Just a few moments from Pretty Place, I noticed that the sky had been shifting into daylight. It wouldn’t be long now until sunrise. It had gotten just bright enough for me to tell the twins Chris and Connor apart (knowing each of them for four summers helps — another reason why three-week is the best), but not bright enough to keep me from tangling myself in a rather large pile of branches (Dementor? Werewolf?). To the east stars were fading, and we could see Greenville through the trees, glittering on in the distant blue twilight. We walked a little faster.

At long last we reached the chapel at Pretty Place and filed into cold stone pews. (Night hiker pro-tip: sweat is also cold. This is when you add those layers and bundle up.) To the hum of a Native American style flute, we gazed into the hazy blue yonder and waited.

At 6:27 am, our planet spun to just the perfect degree, and the night finally scattered into memory.

Flooded in visible light once again, and again comforted by a flux of infrared warmth, I was reminded of a set of lines from the poet Mary Oliver.

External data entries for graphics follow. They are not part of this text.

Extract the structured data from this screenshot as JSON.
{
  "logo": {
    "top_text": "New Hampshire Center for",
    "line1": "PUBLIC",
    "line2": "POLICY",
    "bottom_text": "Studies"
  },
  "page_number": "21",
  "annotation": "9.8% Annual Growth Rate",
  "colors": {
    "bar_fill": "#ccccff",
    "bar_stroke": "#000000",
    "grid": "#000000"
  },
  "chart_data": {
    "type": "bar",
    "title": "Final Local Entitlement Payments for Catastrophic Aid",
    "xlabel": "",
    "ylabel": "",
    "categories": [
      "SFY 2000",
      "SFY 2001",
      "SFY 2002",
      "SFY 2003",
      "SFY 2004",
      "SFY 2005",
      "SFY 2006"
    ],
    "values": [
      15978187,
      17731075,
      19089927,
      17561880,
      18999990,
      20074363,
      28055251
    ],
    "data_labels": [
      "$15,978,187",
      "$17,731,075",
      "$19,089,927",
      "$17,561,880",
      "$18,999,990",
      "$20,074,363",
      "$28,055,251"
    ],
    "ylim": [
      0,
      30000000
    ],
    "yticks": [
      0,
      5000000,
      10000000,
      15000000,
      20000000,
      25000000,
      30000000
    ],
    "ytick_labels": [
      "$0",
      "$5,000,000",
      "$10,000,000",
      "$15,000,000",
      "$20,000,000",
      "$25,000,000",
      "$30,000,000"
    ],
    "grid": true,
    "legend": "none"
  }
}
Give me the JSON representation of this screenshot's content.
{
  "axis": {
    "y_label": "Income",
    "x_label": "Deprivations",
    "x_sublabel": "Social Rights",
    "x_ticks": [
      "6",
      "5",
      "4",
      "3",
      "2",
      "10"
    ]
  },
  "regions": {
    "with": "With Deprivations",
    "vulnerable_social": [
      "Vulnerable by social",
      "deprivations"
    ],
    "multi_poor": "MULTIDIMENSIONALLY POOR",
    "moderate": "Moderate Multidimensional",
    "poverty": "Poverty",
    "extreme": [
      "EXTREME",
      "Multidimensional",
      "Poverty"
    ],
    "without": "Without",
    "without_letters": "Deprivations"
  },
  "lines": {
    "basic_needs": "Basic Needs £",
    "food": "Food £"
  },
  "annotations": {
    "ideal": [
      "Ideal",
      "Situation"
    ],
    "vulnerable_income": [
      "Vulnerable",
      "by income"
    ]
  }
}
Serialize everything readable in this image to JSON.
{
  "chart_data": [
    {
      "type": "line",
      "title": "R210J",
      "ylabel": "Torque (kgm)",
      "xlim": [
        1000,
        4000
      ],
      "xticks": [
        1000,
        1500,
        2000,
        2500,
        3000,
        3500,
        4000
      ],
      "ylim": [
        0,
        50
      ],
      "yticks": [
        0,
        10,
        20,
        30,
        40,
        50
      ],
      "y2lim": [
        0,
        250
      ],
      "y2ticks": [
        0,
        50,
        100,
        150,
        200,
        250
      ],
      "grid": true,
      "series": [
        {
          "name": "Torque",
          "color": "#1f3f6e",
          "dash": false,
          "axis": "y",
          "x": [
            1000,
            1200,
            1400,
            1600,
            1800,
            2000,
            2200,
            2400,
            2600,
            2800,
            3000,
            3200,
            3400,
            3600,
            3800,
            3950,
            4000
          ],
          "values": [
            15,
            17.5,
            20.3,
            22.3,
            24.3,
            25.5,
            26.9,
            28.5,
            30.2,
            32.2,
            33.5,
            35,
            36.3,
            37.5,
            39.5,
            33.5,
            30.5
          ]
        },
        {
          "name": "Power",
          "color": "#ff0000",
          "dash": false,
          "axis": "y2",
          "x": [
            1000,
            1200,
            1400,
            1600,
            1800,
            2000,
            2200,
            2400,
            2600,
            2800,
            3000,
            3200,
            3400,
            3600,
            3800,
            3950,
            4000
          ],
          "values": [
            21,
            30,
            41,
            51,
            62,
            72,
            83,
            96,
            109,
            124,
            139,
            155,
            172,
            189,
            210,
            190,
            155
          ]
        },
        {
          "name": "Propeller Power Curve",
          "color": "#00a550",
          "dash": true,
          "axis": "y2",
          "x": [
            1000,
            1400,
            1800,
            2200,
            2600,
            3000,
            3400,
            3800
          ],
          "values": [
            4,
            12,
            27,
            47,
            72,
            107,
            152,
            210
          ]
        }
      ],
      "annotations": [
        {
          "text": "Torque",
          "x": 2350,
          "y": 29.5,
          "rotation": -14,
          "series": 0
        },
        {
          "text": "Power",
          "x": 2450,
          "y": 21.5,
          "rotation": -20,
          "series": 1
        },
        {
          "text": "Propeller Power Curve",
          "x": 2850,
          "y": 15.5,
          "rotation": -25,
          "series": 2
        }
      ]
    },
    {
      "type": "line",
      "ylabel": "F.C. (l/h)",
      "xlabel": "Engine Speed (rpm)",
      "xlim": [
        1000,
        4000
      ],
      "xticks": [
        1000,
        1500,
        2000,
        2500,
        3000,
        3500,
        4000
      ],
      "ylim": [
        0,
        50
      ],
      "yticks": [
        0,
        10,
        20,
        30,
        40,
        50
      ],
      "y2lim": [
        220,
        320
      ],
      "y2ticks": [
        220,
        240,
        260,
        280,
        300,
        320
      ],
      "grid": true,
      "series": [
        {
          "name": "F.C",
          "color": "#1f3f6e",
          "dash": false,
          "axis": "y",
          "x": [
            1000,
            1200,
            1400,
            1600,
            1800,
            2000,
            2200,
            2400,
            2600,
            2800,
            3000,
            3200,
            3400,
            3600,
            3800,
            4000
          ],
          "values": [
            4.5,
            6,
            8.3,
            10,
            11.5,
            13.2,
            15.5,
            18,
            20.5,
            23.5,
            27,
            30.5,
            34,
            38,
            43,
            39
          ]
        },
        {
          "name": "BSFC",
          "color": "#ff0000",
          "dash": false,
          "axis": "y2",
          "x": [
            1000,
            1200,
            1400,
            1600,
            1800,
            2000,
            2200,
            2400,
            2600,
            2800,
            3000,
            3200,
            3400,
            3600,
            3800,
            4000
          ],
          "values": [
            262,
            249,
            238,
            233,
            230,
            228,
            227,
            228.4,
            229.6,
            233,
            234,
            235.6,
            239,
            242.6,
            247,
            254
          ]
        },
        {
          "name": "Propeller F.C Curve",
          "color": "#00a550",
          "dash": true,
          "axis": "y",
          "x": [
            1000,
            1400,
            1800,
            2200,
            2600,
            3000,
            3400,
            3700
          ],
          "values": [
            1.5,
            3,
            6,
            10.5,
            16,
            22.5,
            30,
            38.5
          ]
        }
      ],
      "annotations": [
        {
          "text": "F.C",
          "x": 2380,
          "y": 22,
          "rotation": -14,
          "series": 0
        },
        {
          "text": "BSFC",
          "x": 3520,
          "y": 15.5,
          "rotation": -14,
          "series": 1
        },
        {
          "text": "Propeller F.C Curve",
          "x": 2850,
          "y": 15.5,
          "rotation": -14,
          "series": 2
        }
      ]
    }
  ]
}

In her poem “Night Flight”, she writes about a descent from a long airplane ride and the sensation of breaking a deep trance born from darkness and elevation. The trance imparts a startling awareness of the great scale and connections of our world, which falls away as the plane lowers into the human realm.

“But now already the loved ones gather
Under the dome of welcome, as we glide
Over the final jutting mountainside,
Across the suburbs tangled in their lights,

And settled softly on the earth once more
Rise in the fierce assumption of our lives—
Discarding smoothly, as we disembark,
All thoughts that held us wiser for a moment
Up there alone, in the impartial dark.”

When the sun rose on Pretty Place this morning, and as we sat in damp silence at the slow-motion turn of the day, there was a similar sense of relief and comfort as a safe landing. And for good reason. This pilgrimage can be difficult and fearsome. It’s much easier on the way back: to find your way in the sunshine, walking downhill to bed and to breakfast, where we’ll arrive happy and mostly unchanged — with one invaluable exception.

Our three-weekers earn the experience of a “Night Flight,” of a momentary and deeply transformative journey. Beyond the great friendships of camp, or the toil of primitive creations, or the closer knowledge of the natural world, campers in our three-week session learn how to seek the joy of being alive.

Whether they return to base camp again next summer, adventure with our Blue Ridge, Outer Banks, Trail Blazers, or Western Expeditions, or move to another stage of life, our three-weekers have learned the value of seeking that impartial dark, that new kind of challenge through which they can chase grander perspectives and wiser thoughts.

And some have heard the sound of a blackberry bush.